At the urging of her editor at Harper's magazine, Ehrenreich went "undercover" in 1998 to figure out "How does anyone," as she put it, "live on the wages available to the unskilled? And how, in particular, were the 12 million women about to be booted into the labor market by welfare reform going to make it on $6 or $7 an hour?"

Her plan was simple. She presented herself as "divorced homemaker re-entering the workforce after many years" and quickly landed jobs as a waitress in Key West, a housecleaner in Portland, Maine, a WalMart "associate" in Minneapolis. But she found that, thanks largely to the lack of affordable housing, she could barely get by.

Ehrenreich's book of investigative essays, and particularly her concluding "Evaluation," should be required reading for anyone who abides by the all-boats-rise theory of economic prosperity. Her co-workers lack health insurance; they have no savings; they certainly do not own their homes, yet they seem to be working all the time.

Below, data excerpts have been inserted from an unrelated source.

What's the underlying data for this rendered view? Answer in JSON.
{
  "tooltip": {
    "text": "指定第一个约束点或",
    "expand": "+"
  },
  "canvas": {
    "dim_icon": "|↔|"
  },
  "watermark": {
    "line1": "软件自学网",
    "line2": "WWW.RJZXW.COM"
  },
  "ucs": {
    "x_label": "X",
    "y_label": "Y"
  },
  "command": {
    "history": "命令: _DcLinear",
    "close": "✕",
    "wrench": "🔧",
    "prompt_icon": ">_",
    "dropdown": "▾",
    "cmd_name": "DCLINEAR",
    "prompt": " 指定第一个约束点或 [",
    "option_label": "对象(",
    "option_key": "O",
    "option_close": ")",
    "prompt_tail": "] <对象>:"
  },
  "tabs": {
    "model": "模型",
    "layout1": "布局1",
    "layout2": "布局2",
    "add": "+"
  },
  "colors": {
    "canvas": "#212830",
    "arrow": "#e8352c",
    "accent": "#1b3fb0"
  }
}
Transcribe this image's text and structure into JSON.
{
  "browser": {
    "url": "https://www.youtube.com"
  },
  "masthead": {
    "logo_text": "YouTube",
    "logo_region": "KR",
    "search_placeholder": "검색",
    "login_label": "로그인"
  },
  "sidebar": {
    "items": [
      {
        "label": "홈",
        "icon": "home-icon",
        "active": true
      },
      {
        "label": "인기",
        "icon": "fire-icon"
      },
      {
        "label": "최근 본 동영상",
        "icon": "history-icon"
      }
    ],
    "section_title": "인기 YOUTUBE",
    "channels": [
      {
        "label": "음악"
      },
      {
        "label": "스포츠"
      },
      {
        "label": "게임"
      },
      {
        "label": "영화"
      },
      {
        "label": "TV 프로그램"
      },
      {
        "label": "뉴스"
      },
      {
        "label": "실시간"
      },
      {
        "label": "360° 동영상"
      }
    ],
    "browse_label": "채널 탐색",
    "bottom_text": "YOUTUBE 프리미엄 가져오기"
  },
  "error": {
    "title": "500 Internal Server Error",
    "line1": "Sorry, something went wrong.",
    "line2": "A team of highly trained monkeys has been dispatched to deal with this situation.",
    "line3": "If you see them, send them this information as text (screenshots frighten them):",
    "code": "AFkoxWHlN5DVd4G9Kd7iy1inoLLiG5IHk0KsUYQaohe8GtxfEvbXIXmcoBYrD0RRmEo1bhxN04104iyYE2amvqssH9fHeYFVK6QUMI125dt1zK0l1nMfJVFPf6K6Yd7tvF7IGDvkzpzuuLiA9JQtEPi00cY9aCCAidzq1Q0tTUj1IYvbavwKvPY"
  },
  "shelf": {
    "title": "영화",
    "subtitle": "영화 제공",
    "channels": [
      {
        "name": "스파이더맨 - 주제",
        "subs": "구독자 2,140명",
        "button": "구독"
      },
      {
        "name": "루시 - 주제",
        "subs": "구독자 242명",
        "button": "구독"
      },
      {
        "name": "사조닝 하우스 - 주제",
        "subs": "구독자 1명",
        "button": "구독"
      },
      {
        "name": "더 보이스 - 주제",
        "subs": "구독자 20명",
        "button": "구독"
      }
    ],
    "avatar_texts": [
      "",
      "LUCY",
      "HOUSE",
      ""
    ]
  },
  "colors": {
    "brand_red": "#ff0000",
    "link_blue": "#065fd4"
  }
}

And when trouble strikes -- in the form of a sick relative, a pregnancy or a work injury -- there is often nowhere to turn. Social service agencies provide inadequate resources. Food kitchens are in crisis. Employers do not come to the rescue, nor does the government in the form of extended sick pay, affordable childcare or adequate low-income housing. One of her co-workers lived in her car; another was pregnant but withering away from lack of food. Many held two jobs.

Just as disturbing for those foreign to low-income work are the labor conditions Ehrenreich describes. And the words she uses are not subtle: they are "authoritarian," "dictatorial" and other adjectives usually associated with life under communism. Ehrenreich is shocked to find that her employers freely search her belongings, chastise her for "gossiping," submit her to personality tests, do not allow bathroom breaks and generally treat her as if she were in high school. She reports that WalMart, the nation's largest private employer, frustrates attempts at unionizing or job negotiating, advocating instead a philosophy to "respect the individual, exceed customers' expectations and strive for excellence."

"You have relative freedom when you're not at work," Ehrenreich said in a telephone interview. "When you're not at work you are a citizen of a democracy and a bill of rights applies to you. But when you enter the workplace, especially in low-wage jobs, you check your civil rights at the door."

This may seem ludicrous to those with job benefits and negotiating power, but Ehrenreich argues that work conditions for low-wage laborers often violate the First and Third Amendments of freedom of speech and right to privacy. "You can be fired at the whim of employers," said Ehrenreich, "because there's no protection [from constitutional infringements] unless you have a union contract."